Ицтли произнес что-то в сторону, вряд ли хвалебное. Гордости в нем было всегда больше, чем разума.
— Вы последний из рода. У вас нет сестры, соединившись с которой вы могли бы укрепить кровь.
— Ты отравил мою жену?
— Нет, — Тлалок покачал головой. — Клянусь своей силой, своим родом, своими детьми, что никогда не желал зла ей. Хотя и думал, что не годится она вам в жены. Кровь почти иссякла. И единственным шансом возродить её — соединиться с правильной женщиной.

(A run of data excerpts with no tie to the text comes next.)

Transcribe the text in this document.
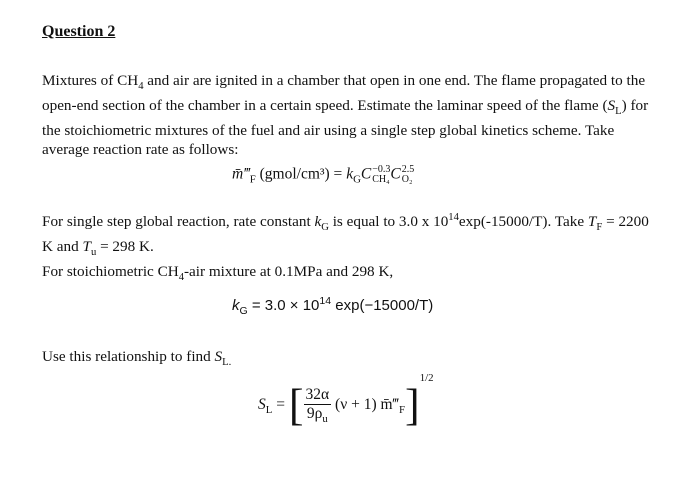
Question 2

Mixtures of $CH_4$ and air are ignited in a chamber that open in one end. The flame propagated to the open-end section of the chamber in a certain speed. Estimate the laminar speed of the flame $(S_L)$ for the stoichiometric mixtures of the fuel and air using a single step global kinetics scheme. Take average reaction rate as follows:

$m̄‴_F$ (gmol/cm³) = $k_GC -0.3$
CH₄ C 2.5
O₂

For single step global reaction, rate constant $k_G$ is equal to 3.0 x $10^{14}\exp(-15000/T)$. Take $T_F = 2200$ K and $T_u = 298$ K.

For stoichiometric $CH_4$-air mixture at 0.1MPa and 298 K,

$k_G = 3.0 \times 10^{14}$ exp(−15000/T)

Use this relationship to find $S_{L.}$

$S_L$ = [ $\frac{32\alpha}{9\rho_u} (\nu + 1)$ $m̄‴_F]^{1/2}$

— Для того вы и создали это общество?
— В книге записаны имена всех детей Великого. Их детей. И детей их детей. И даже тех, кто был рожден от детей цапли и ягуара. Многие годы я искал их, уцелевших. И обнаружил, что остались немногие. Что почти все ушли, в войне ли, в болезни, в случаях, коии именуются несчастными, однако не уверен я, что за сими несчастиями не стояло злого умысла.
— Общество.
— Моя вина, — Тлалок склонился ниже. — Я отыскал этих юношей. Я раскрыл им знание. Я задурманил им головы, обещая возродить былую силу и былую славу. Мы сами не видим, сколь ослабли. Скоро уже иссякнет сосуд благословенной крови. И тогда остановится сердце мира. Солнце покинет небосвод. Ветра утратят крылья, и пепел вновь покроет землю. Наступят времена великой скорби.
— Моя дочь.
— Мы желали этой смерти с тем, дабы разбудить в тебе желание родить новых детей. Мы сумели бы привести нужных женщин. И сделать так, дабы чрева их сотворили жизнь.

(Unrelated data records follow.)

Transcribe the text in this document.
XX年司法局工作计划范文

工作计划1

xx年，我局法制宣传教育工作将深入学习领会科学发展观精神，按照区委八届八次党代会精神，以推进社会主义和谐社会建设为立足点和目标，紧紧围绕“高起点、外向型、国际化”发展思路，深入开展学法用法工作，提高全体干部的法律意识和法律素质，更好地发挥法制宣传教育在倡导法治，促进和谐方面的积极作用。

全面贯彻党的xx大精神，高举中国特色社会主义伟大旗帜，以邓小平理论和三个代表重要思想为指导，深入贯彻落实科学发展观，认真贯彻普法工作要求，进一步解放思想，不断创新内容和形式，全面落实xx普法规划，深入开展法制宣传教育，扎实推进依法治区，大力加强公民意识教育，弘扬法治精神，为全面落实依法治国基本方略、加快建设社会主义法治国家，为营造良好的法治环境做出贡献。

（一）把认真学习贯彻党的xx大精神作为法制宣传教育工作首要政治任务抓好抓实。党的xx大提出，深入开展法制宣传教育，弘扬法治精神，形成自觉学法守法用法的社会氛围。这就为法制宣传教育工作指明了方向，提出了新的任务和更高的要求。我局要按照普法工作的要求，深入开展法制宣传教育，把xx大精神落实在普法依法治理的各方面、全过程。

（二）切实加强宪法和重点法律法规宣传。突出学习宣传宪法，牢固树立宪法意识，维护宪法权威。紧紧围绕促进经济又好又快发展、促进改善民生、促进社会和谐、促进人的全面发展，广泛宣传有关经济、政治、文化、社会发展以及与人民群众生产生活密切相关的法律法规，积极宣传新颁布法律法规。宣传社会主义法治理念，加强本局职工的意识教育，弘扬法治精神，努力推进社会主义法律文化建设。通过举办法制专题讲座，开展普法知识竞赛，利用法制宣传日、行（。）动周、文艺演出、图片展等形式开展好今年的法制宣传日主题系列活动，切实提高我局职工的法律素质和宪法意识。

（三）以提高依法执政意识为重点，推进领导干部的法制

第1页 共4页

— Дальше, — приказ звучит резко, ударом хлыста.
— Вновь дети Великого сочетались бы меж собой, возвращая утраченное. Это… единственный шанс, — Тлалок осмелился поднять глаза. — Единственный! Для всего мира!
Тишина.
Молчит Император.
И застыла золотая маска. Молчит Совет. Молчат те, чья жизнь уже закончена, пусть и не знают они о том. И лишь смех ребенка разбивает эту тишину. Кажется, Верховный вздрогнул.
И смахнул испарину со лба.
— Это все? — поинтересовался Император.
— Нет, — Тлалок склонил голову ниже. — Если бы я знал… Великий вернулся! Восславим его.
Он вдруг вскинулся, вперившись взглядом в золотое лицо. Губы Тлалока растянулись в улыбке, а из носа хлынула кровь. Яркая, она потекла по лицу, по груди, мешаясь со старой, упала на плиты.
— Волей своей, словом своим, — он заговорил на старом языке, и каждое слово падало в тишину, что камень. — Вверяю я жизнь свою и сердце в твои руки. Да будет твой гнев подобен солнечному свету…
— Поломанные копья лежат на дорогах, — заговорил вполголоса Ицтли.
И слова его подхватили.
— Мы вырвали наши волосы в печали, — голоса слились воедино, возрождая к жизни древний гимн. И кровь в жилах отзывалось на него. — Дома стоят без крыш нынче, а их стены красны от крови[1].
Император слушал.
И Совет.
И никто, кажется, не смел дышать, как не смел прервать эти забытые ныне слова. И лишь когда последнее из них упало, то ли проклятьем, то ли предупреждением, так же молча распались веревки, спутывавшие руки Тлалока.
Его тело выгнулось, исторгнув хриплый стон. Занесенная рука пробила грудь, выдирая сердце. И показалось, что он вот сейчас поднимется, вместе с сердцем. Но Тлалок покачнулся и рухнул. А под ним медленно начала расплываться лужа крови.
Вот ведь.
Верховный привстал.
— Что это? — шепотом поинтересовался Хранитель копий, тоже приподнимаясь.
— Жертва. Добровольная, — Верховному вдруг стало невыносимо жарко. — Он отдал свое сердце в руки солнца. И попросил его суда.
— А…
— Я слышал, что в старом мире так порой поступали, но… там. Не здесь.